La jeune femme s'accroupit un instant, avant de se laisser tomber sur le sol qui était redevenu givré. En tailleur sur la terre froide, les mains sur les tempes et une larme au coin de l'œil, elle se laissa aller quelques instants à sa mélancolie, le fait de tourner en rond lui minant sérieusement le moral. Elle baissa la tête, sans oser montrer ce moment de faiblesse à son compagnon. C'était Noël, et elle avait tout raté. Enfin, elle n'avait certes pas prévu grand-chose, mais elle avait embarqué Lucien dans cette quête à la noix et cela ne semblait lui ramener que de mauvais souvenirs. Sans compter le destin de Raphaël, qui avait fini par reposer plus ou moins entre ses mains !
Lucien, pas dupe pour un sou, avait bien remarqué l'état de sa jeune amie. Il s'abstint pourtant de tout commentaire et, d'un geste délicat, posa sa main sur l'épaule de Donna alors qu'il se mettait à sa hauteur. En silence, il accompagna les reniflements de la jeune fille qui avait laissé tomber son masque d'assurance, et ils restèrent tous deux quelques instants sans bouger, le temps de se remettre de ce trop-plein d'émotions qui semblait les submerger.

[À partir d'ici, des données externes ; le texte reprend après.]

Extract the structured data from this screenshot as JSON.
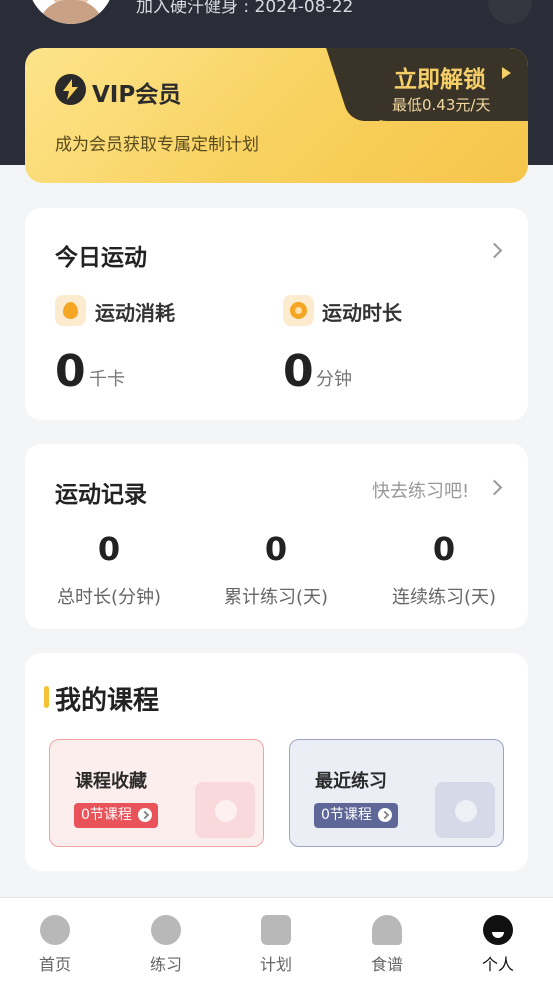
{
  "header": {
    "join_date_text": "加入硬汗健身 : 2024-08-22"
  },
  "vip": {
    "title": "VIP会员",
    "subtitle": "成为会员获取专属定制计划",
    "unlock_label": "立即解锁",
    "price_text": "最低0.43元/天"
  },
  "today": {
    "title": "今日运动",
    "stats": [
      {
        "label": "运动消耗",
        "value": "0",
        "unit": "千卡",
        "icon": "flame-icon"
      },
      {
        "label": "运动时长",
        "value": "0",
        "unit": "分钟",
        "icon": "stopwatch-icon"
      }
    ]
  },
  "records": {
    "title": "运动记录",
    "hint": "快去练习吧!",
    "items": [
      {
        "value": "0",
        "label": "总时长(分钟)"
      },
      {
        "value": "0",
        "label": "累计练习(天)"
      },
      {
        "value": "0",
        "label": "连续练习(天)"
      }
    ]
  },
  "courses": {
    "title": "我的课程",
    "favorites": {
      "title": "课程收藏",
      "count_text": "0节课程"
    },
    "recent": {
      "title": "最近练习",
      "count_text": "0节课程"
    }
  },
  "tabbar": {
    "items": [
      {
        "label": "首页",
        "icon": "pulse-icon",
        "active": false
      },
      {
        "label": "练习",
        "icon": "stopwatch-icon",
        "active": false
      },
      {
        "label": "计划",
        "icon": "calendar-icon",
        "active": false
      },
      {
        "label": "食谱",
        "icon": "cloche-icon",
        "active": false
      },
      {
        "label": "个人",
        "icon": "profile-icon",
        "active": true
      }
    ]
  },
  "colors": {
    "header_bg": "#2a2d38",
    "vip_gold": "#f8d15e",
    "accent_yellow": "#f6c233",
    "favorite_red": "#e9535a",
    "recent_indigo": "#5f6798"
  }
}
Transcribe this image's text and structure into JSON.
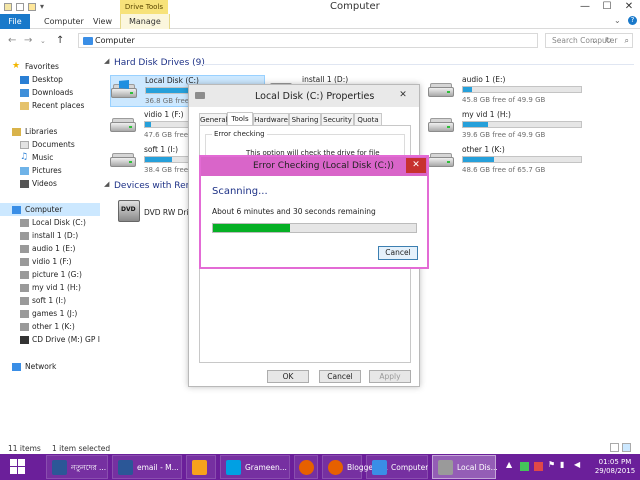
{
  "titlebar": {
    "context_tab": "Drive Tools",
    "title": "Computer",
    "min": "—",
    "max": "☐",
    "close": "✕"
  },
  "ribbon": {
    "file": "File",
    "tabs": [
      "Computer",
      "View",
      "Manage"
    ]
  },
  "address": {
    "path": "Computer",
    "search_placeholder": "Search Computer"
  },
  "nav": {
    "favorites": "Favorites",
    "desktop": "Desktop",
    "downloads": "Downloads",
    "recent": "Recent places",
    "libraries": "Libraries",
    "documents": "Documents",
    "music": "Music",
    "pictures": "Pictures",
    "videos": "Videos",
    "computer": "Computer",
    "drives": [
      "Local Disk (C:)",
      "install 1 (D:)",
      "audio 1 (E:)",
      "vidio 1 (F:)",
      "picture 1 (G:)",
      "my vid 1 (H:)",
      "soft 1 (I:)",
      "games 1 (J:)",
      "other 1 (K:)",
      "CD Drive (M:) GP Int"
    ],
    "network": "Network"
  },
  "content": {
    "hdd_header": "Hard Disk Drives (9)",
    "devices_header": "Devices with Remo",
    "drives": [
      {
        "name": "Local Disk (C:)",
        "free": "36.8 GB free o",
        "used": 0.38
      },
      {
        "name": "install 1 (D:)",
        "free": "",
        "used": 0.0
      },
      {
        "name": "audio 1 (E:)",
        "free": "45.8 GB free of 49.9 GB",
        "used": 0.08
      },
      {
        "name": "vidio 1 (F:)",
        "free": "47.6 GB free o",
        "used": 0.05
      },
      {
        "name": "my vid 1 (H:)",
        "free": "39.6 GB free of 49.9 GB",
        "used": 0.21
      },
      {
        "name": "soft 1 (I:)",
        "free": "38.4 GB free o",
        "used": 0.23
      },
      {
        "name": "other 1 (K:)",
        "free": "48.6 GB free of 65.7 GB",
        "used": 0.26
      }
    ],
    "dvd": "DVD RW Drive"
  },
  "status": {
    "items": "11 items",
    "selected": "1 item selected"
  },
  "props": {
    "title": "Local Disk (C:) Properties",
    "tabs": [
      "General",
      "Tools",
      "Hardware",
      "Sharing",
      "Security",
      "Quota"
    ],
    "group_title": "Error checking",
    "group_desc": "This option will check the drive for file",
    "ok": "OK",
    "cancel": "Cancel",
    "apply": "Apply"
  },
  "errchk": {
    "title": "Error Checking (Local Disk (C:))",
    "scanning": "Scanning...",
    "remaining": "About 6 minutes and 30 seconds remaining",
    "progress": 0.38,
    "cancel": "Cancel"
  },
  "taskbar": {
    "items": [
      "নতুনদের ...",
      "email - M...",
      "",
      "Grameen...",
      "",
      "Blogger: ...",
      "Computer",
      "Local Dis..."
    ],
    "time": "01:05 PM",
    "date": "29/08/2015"
  },
  "colors": {
    "accent": "#1979ca",
    "taskbar": "#6b1f9a",
    "dialog_border": "#e36bd5",
    "progress": "#06b025",
    "drive_bar": "#26a0da"
  }
}
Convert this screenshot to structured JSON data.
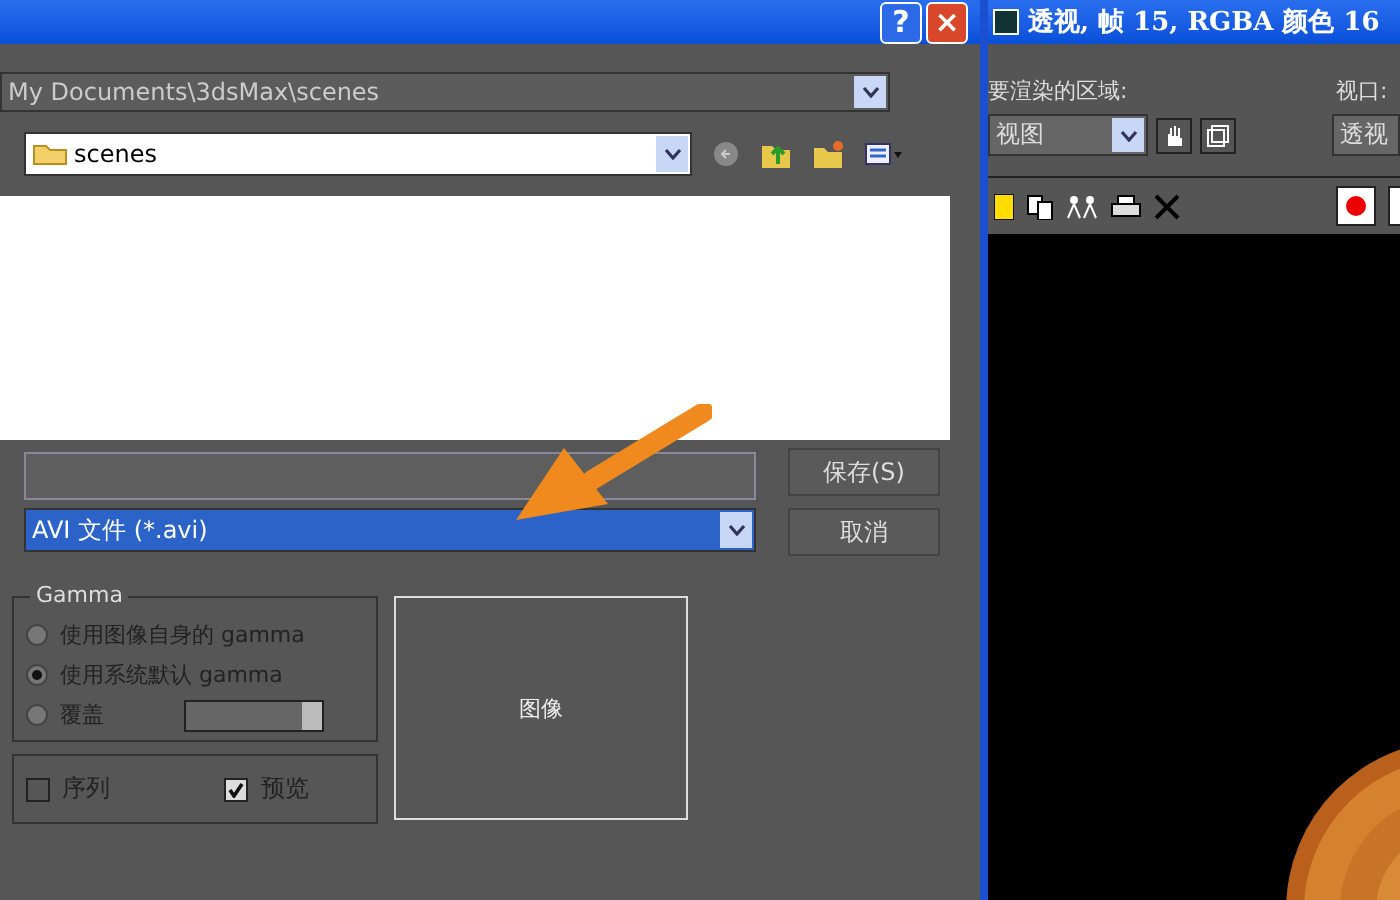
{
  "dialog": {
    "help_button": "?",
    "close_button": "×",
    "path": "My Documents\\3dsMax\\scenes",
    "folder": "scenes",
    "file_type": {
      "value": "AVI 文件 (*.avi)",
      "selected": true
    },
    "buttons": [
      "保存(S)",
      "取消"
    ],
    "gamma": {
      "title": "Gamma",
      "options": [
        {
          "label": "使用图像自身的 gamma",
          "selected": false
        },
        {
          "label": "使用系统默认 gamma",
          "selected": true
        },
        {
          "label": "覆盖",
          "selected": false
        }
      ]
    },
    "checks": [
      {
        "label": "序列",
        "checked": false
      },
      {
        "label": "预览",
        "checked": true
      }
    ],
    "preview_label": "图像"
  },
  "render_window": {
    "title": "透视, 帧 15, RGBA 颜色 16",
    "area_label": "要渲染的区域:",
    "area_value": "视图",
    "viewport_label": "视口:",
    "viewport_value": "透视"
  }
}
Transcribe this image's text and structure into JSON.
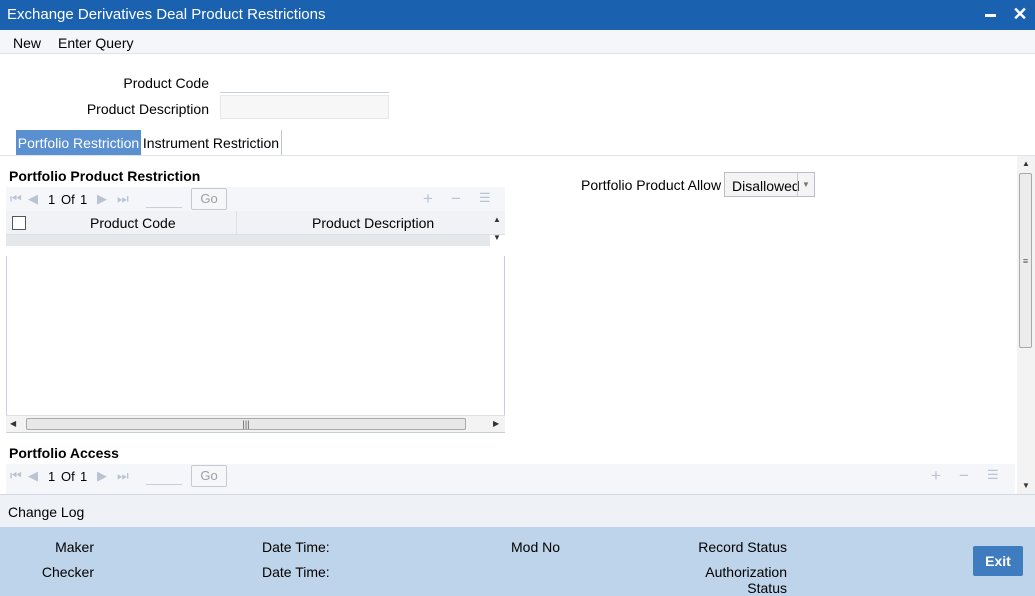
{
  "window": {
    "title": "Exchange Derivatives Deal Product Restrictions"
  },
  "menu": {
    "new": "New",
    "enter_query": "Enter Query"
  },
  "header": {
    "product_code_label": "Product Code",
    "product_description_label": "Product Description",
    "product_code_value": "",
    "product_description_value": ""
  },
  "tabs": [
    {
      "label": "Portfolio Restriction",
      "active": true
    },
    {
      "label": "Instrument Restriction",
      "active": false
    }
  ],
  "portfolio_product_restriction": {
    "title": "Portfolio Product Restriction",
    "page_current": "1",
    "page_of": "Of",
    "page_total": "1",
    "go_label": "Go",
    "columns": [
      "Product Code",
      "Product Description"
    ]
  },
  "portfolio_product_allow": {
    "label": "Portfolio Product Allow",
    "value": "Disallowed"
  },
  "portfolio_access": {
    "title": "Portfolio Access",
    "page_current": "1",
    "page_of": "Of",
    "page_total": "1",
    "go_label": "Go"
  },
  "change_log": {
    "label": "Change Log"
  },
  "footer": {
    "maker": "Maker",
    "checker": "Checker",
    "date_time_1": "Date Time:",
    "date_time_2": "Date Time:",
    "mod_no": "Mod No",
    "record_status": "Record Status",
    "authorization_status_line1": "Authorization",
    "authorization_status_line2": "Status",
    "exit": "Exit"
  },
  "colors": {
    "titlebar": "#1a62b0",
    "active_tab": "#5a8fd0",
    "footer": "#bed4ea",
    "exit_button": "#3f7cbf"
  }
}
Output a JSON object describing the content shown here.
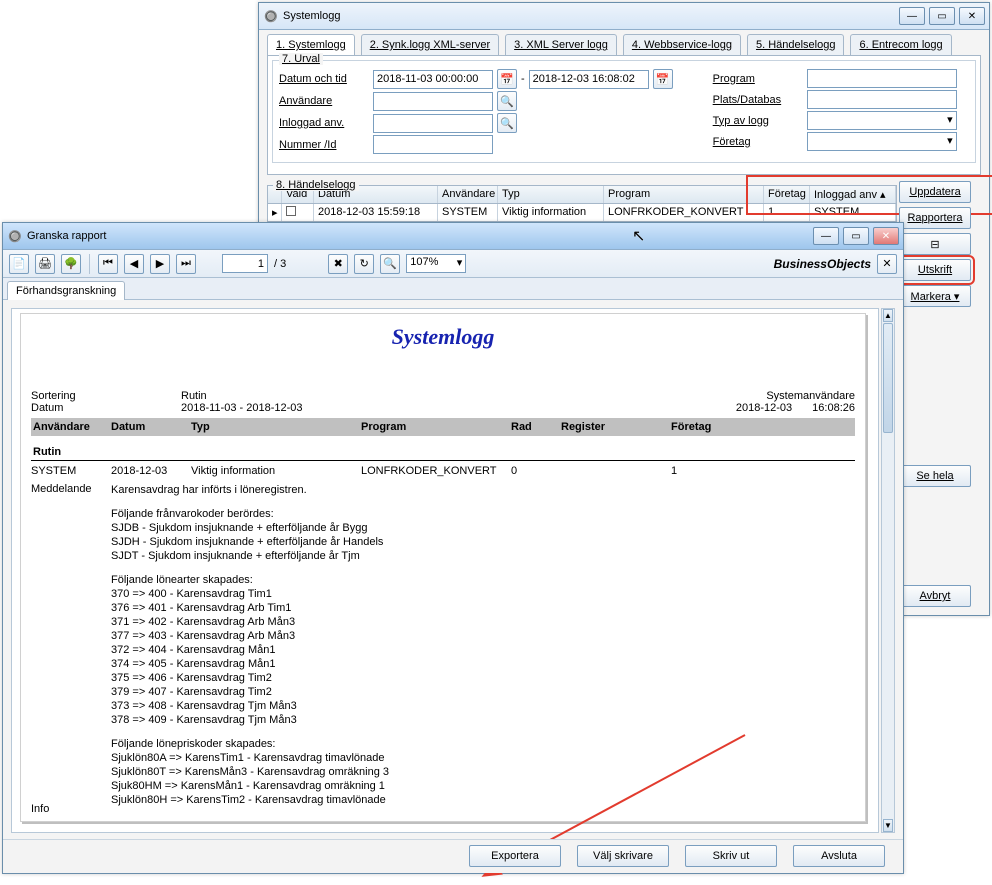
{
  "parent": {
    "title": "Systemlogg",
    "tabs": [
      "1. Systemlogg",
      "2. Synk.logg XML-server",
      "3. XML Server logg",
      "4. Webbservice-logg",
      "5. Händelselogg",
      "6. Entrecom logg"
    ],
    "urval_legend": "7. Urval",
    "labels": {
      "datum": "Datum och tid",
      "anvandare": "Användare",
      "inloggad": "Inloggad anv.",
      "nummer": "Nummer /Id",
      "program": "Program",
      "plats": "Plats/Databas",
      "typ": "Typ av logg",
      "foretag": "Företag"
    },
    "date_from": "2018-11-03 00:00:00",
    "date_to": "2018-12-03 16:08:02",
    "hlegend": "8. Händelselogg",
    "cols": [
      "Vald",
      "Datum",
      "Användare",
      "Typ",
      "Program",
      "Företag",
      "Inloggad anv"
    ],
    "row": {
      "datum": "2018-12-03 15:59:18",
      "anvandare": "SYSTEM",
      "typ": "Viktig information",
      "program": "LONFRKODER_KONVERT",
      "foretag": "1",
      "inl": "SYSTEM"
    },
    "buttons": {
      "uppdatera": "Uppdatera",
      "rapportera": "Rapportera",
      "icon": "⊟",
      "utskrift": "Utskrift",
      "markera": "Markera  ▾",
      "sehela": "Se hela",
      "avbryt": "Avbryt"
    }
  },
  "preview": {
    "title": "Granska rapport",
    "page_current": "1",
    "page_total": "/ 3",
    "zoom": "107%",
    "brand": "BusinessObjects",
    "subtab": "Förhandsgranskning",
    "bottom": {
      "export": "Exportera",
      "printer": "Välj skrivare",
      "print": "Skriv ut",
      "close": "Avsluta"
    },
    "report": {
      "title": "Systemlogg",
      "meta": {
        "sortering_l": "Sortering",
        "sortering_v": "Rutin",
        "right_top": "Systemanvändare",
        "datum_l": "Datum",
        "datum_v": "2018-11-03 - 2018-12-03",
        "right_date": "2018-12-03",
        "right_time": "16:08:26"
      },
      "headers": [
        "Användare",
        "Datum",
        "Typ",
        "Program",
        "Rad",
        "Register",
        "Företag"
      ],
      "rutin": "Rutin",
      "row": {
        "anv": "SYSTEM",
        "datum": "2018-12-03",
        "typ": "Viktig information",
        "program": "LONFRKODER_KONVERT",
        "rad": "0",
        "foretag": "1"
      },
      "medd_l": "Meddelande",
      "medd_text": "Karensavdrag har införts i löneregistren.",
      "block1_title": "Följande frånvarokoder berördes:",
      "block1": [
        "SJDB    - Sjukdom insjuknande + efterföljande år Bygg",
        "SJDH    - Sjukdom insjuknande + efterföljande år Handels",
        "SJDT    - Sjukdom insjuknande + efterföljande år Tjm"
      ],
      "block2_title": "Följande lönearter skapades:",
      "block2": [
        "370 => 400 - Karensavdrag Tim1",
        "376 => 401 - Karensavdrag Arb Tim1",
        "371 => 402 - Karensavdrag Arb Mån3",
        "377 => 403 - Karensavdrag Arb Mån3",
        "372 => 404 - Karensavdrag Mån1",
        "374 => 405 - Karensavdrag Mån1",
        "375 => 406 - Karensavdrag Tim2",
        "379 => 407 - Karensavdrag Tim2",
        "373 => 408 - Karensavdrag Tjm Mån3",
        "378 => 409 - Karensavdrag Tjm Mån3"
      ],
      "block3_title": "Följande lönepriskoder skapades:",
      "block3": [
        "Sjuklön80A => KarensTim1 - Karensavdrag timavlönade",
        "Sjuklön80T => KarensMån3 - Karensavdrag omräkning 3",
        "Sjuk80HM   => KarensMån1 - Karensavdrag omräkning 1",
        "Sjuklön80H => KarensTim2 - Karensavdrag timavlönade"
      ],
      "info": "Info"
    }
  }
}
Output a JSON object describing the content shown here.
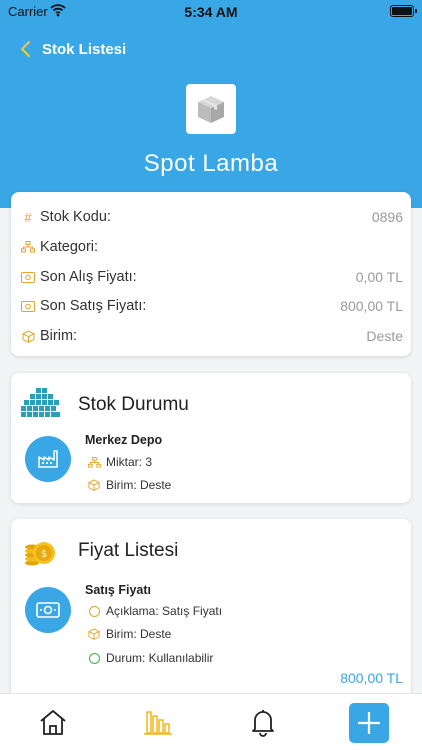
{
  "status_bar": {
    "carrier": "Carrier",
    "time": "5:34 AM"
  },
  "nav": {
    "back_label": "Stok Listesi"
  },
  "product": {
    "name": "Spot Lamba"
  },
  "info": {
    "rows": [
      {
        "icon": "hash-icon",
        "label": "Stok Kodu:",
        "value": "0896"
      },
      {
        "icon": "category-icon",
        "label": "Kategori:",
        "value": ""
      },
      {
        "icon": "money-icon",
        "label": "Son Alış Fiyatı:",
        "value": "0,00 TL"
      },
      {
        "icon": "money-icon",
        "label": "Son Satış Fiyatı:",
        "value": "800,00 TL"
      },
      {
        "icon": "box-icon",
        "label": "Birim:",
        "value": "Deste"
      }
    ]
  },
  "stock": {
    "title": "Stok Durumu",
    "warehouse": "Merkez Depo",
    "quantity": "Miktar: 3",
    "unit": "Birim: Deste"
  },
  "prices": {
    "title": "Fiyat Listesi",
    "item_title": "Satış Fiyatı",
    "description": "Açıklama: Satış Fiyatı",
    "unit": "Birim: Deste",
    "status": "Durum: Kullanılabilir",
    "amount": "800,00 TL"
  },
  "tabbar": {
    "tabs": [
      {
        "icon": "home-icon"
      },
      {
        "icon": "bar-chart-icon"
      },
      {
        "icon": "bell-icon"
      },
      {
        "icon": "plus-icon"
      }
    ]
  },
  "colors": {
    "primary": "#39a7e6",
    "accent": "#e3a52b",
    "success": "#3cb54a"
  }
}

Mais alors que la respiration de Donna paraissait s'apaiser, et que le barman s'apprêtait à se relever, une forte chaleur s'éleva du sol givré. En passant par leurs pieds, puis leurs jambes, avant de monter et de réchauffer leurs deux corps fatigués, un étrange halo de lumière se mit à les encercler. Le givre s'effaça doucement, les parois des immeubles décongelèrent, et le triste monde de Revoar sembla soudainement prendre une toute nouvelle inspiration.
— C'est quoi ce bazar ? hoqueta Donna sans comprendre.
Lucien, qui paraissait mi-émerveillé, mi-perdu, trouva pourtant les mots pour exprimer le phénomène.
— C'est nous qui avons fait fondre la glace. Nous, et notre passion.
La forte chaleur s'était étendue, et rayonnait désormais sur les tristes parois, qui reprenaient peu à peu de nouvelles couleurs. Le grisâtre s'envolait, le désespoir aussi ; et tandis que les deux amis se tenaient par le bras, plus unis que jamais, un chemin se dessina sous leurs pieds.
— On sait ce qu'il nous reste à faire, n'est-ce pas ? fit la jeune femme, un sourire sincère aux lèvres.
Le barman acquiesça, le cœur de nouveau léger. Le monde de Revoar était peut-être magique, mais il était aussi lié aux plus profondes émotions des voyageurs qui parcouraient ses terres. Le chemin qui venait de se dévoiler n'était ainsi que le doux reflet de leurs passions respectives ; ce qui consumait le cœur d'une écrivaine et l'âme d'un paternel aimant.